You took her into your bedroom in your shit palmer square apartment to show her your wall
White wall, matte
At Crown on a Wednesday you got too drunk and told everyone about your wall in your shit palmer square apartment
Your walls were white so you had to tell her to look a little closer
Matte white walls, until you see the amorphous glossy patches in no order
Months went by. Your wall became more and more like an archive. A short history of ours, a collection more telling than instagram - a physical space in the material world marked by our daily routine.

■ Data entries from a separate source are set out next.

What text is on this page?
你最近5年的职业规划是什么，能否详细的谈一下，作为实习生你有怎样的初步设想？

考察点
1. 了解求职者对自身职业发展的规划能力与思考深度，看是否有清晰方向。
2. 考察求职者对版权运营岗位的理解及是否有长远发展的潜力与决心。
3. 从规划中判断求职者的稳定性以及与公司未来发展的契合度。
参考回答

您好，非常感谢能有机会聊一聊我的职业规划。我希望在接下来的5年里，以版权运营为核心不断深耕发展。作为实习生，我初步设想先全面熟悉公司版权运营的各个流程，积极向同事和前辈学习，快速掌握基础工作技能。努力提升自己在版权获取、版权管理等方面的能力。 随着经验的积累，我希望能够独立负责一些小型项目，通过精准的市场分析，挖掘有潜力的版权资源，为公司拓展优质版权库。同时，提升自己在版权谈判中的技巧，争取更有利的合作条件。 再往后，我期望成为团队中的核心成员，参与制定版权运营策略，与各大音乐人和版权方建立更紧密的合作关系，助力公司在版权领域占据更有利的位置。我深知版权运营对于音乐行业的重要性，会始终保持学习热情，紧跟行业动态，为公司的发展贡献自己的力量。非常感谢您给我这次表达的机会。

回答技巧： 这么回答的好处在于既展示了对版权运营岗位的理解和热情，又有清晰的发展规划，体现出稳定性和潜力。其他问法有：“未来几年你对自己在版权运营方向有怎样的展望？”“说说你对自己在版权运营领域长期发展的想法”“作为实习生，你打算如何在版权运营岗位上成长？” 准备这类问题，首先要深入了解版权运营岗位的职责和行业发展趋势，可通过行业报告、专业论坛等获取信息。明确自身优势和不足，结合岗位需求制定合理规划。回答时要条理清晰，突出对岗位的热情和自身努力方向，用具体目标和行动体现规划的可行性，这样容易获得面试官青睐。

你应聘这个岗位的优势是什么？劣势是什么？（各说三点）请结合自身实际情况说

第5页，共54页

I always told you why I have never owned white sheets. Aside from recurring nightmares and the sweat that they yield, “faggots have Sex in the Shitty”
Not to mention my history of dating boys who shower less than regularly
It’s true, when you’re gay, shit happens
We bought your white sheets at Ikea together, because that is your aesthetic, and within a few hours they were filthy
I bought you bleach from Cermak’s.
Him: “He can shoot five, or six feet!”
Once I read that the world record was eighteen
Her: “I always thought he was against pulling out, then he met you”
Needless to say, I FELT SO FUCKING SPECIAL.
I always do this.
You don’t even smoke.
Valentine’s Day is the anniversary of the night I quit taking all of my medications
We snorted the rest of my Xanax bottle
Neither of us remembers what happened but I woke up with a new cigarette burn on my leg.
I HAVEN’T HAD ANAL IN SIX MONTHS.
The fight was my fault
St. Patrick’s Day we ordered fried chicken from Parson’s after having a huge fight at a Pub in Lakeview. Why were we at a PUB in Lakeview? After devouring all but the bones we switched off on each other for an hour in a bed covered in spicy potato chips. We finished and passed out. We woke up covered in cayenne, cum, and chicken grease.
The fight was my fault
I bought you more bleach.
Your wall makes me feel warm
But you ignore my wall
You ignore my broken knuckle
When you tried to ice it
I told you fuck me instead
The odd patches on my skin from cigarettes put out to kill panic attacks
The hole in my wall that I made for you to show you how much I care
and the one in my pants.
I thought that he was really deep. For a creative writing major, he was really bad with words
Hot and quiet.
About the artist...
Max Henry Boudman spent four and a half years at the School of the Art Institute of Chicago as a “floater”. He never stuck to any specific department for very long. After completing all of his required credits and attending his allotted 15 free counseling sessions at the Wellness Center he is now stuck this way. He is unbalanced, half well, stuck in the middle of the tunnel with no light at the end and fully determined to make you feel the same way. His work is invested in examining masculine rage, working though trauma, voicing queer love, and building new queer landscapes and lineages.